Additionally, he seeks alignment of interest. McElvaine advised investors to look at what management has done and read the company’s proxy statement, thinking about whether it’s in the “same boat” as them.
He feels this is especially important during periods like today. Looking at his portfolio, he sees significant management alignment with their companies. Because they have so much skin in the game, McElvaine is comfortable with letting them figure out how to navigate troubled waters instead of trying to think about what he should do based on what tweets have come out today.
This is particularly important with small caps because investors may not have the luxury of changing their mind about a company overnight. Thus, they must ensure they’re comfortable with the management.
Anti-fragility
McElvaine also said some of his best investments have been those situations which have the concept of anti-fragility. For example, during the oil and gas crisis, his best-performing stock was a company named Tourmaline Oil, the CEO Mike Rose had lots of skin in the game.
The company had a “fabulous” balance sheet going into the crisis and came out of it a much better company than when it went into it. According to McElvaine, this happened because the company had alignment of interest and the ability to take advantage of things that may not normally come up.
He buys companies based on assets and sells on earnings, recalling when he was involved in real estate years ago and was working with someone who was very focused on whether he had an irreplaceable asset. McElvaine feels having an irreplaceable asset provides a margin of safety.
What types of situations to seek
In terms of what types of bad situations value investors may be able to take advantage of, he said he doesn’t mean complex situations involving litigation or other such scenarios. While he said investors could become involved with some of that, he emphasized the need to focus on situations that may seem confusing on the surface, but where he knows he has a competitive advantage.
According to McElvaine, if emotion is negative, the margin of safety is likely to be positive, and vice versa, although he clarified that this doesn’t always hold true.
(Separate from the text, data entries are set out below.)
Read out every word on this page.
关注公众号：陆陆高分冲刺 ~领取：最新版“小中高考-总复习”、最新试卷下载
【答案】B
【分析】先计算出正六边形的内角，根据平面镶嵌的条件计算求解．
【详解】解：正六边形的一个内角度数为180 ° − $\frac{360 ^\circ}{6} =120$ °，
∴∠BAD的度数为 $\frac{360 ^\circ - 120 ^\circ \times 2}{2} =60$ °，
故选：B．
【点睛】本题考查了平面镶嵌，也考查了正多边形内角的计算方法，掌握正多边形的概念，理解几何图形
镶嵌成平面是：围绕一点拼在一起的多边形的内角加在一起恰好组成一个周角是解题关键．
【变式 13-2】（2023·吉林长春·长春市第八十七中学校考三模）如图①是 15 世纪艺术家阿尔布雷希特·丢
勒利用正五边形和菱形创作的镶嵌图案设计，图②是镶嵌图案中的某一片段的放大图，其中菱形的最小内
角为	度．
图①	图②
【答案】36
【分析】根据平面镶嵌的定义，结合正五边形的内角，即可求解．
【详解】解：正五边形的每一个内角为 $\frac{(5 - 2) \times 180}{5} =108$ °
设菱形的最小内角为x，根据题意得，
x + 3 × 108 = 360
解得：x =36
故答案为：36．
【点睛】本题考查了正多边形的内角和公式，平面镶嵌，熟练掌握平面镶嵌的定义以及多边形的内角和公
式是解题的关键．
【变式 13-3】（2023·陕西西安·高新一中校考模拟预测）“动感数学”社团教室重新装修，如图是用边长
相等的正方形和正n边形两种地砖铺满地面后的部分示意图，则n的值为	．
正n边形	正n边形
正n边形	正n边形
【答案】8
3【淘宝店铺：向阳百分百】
He added that investors need to be confident enough in their analysis of a company that when the emotion pendulum swings one way, they can wait until it swings the other.
McElvaine said value investors don’t run. He believes they talk, slide and sometimes hop or do nothing. However, he also said this type of strategy will often double after three years. Thus, McElvaine noted that there’s a massive advantage to being patient and avoiding situations where sellers actually care.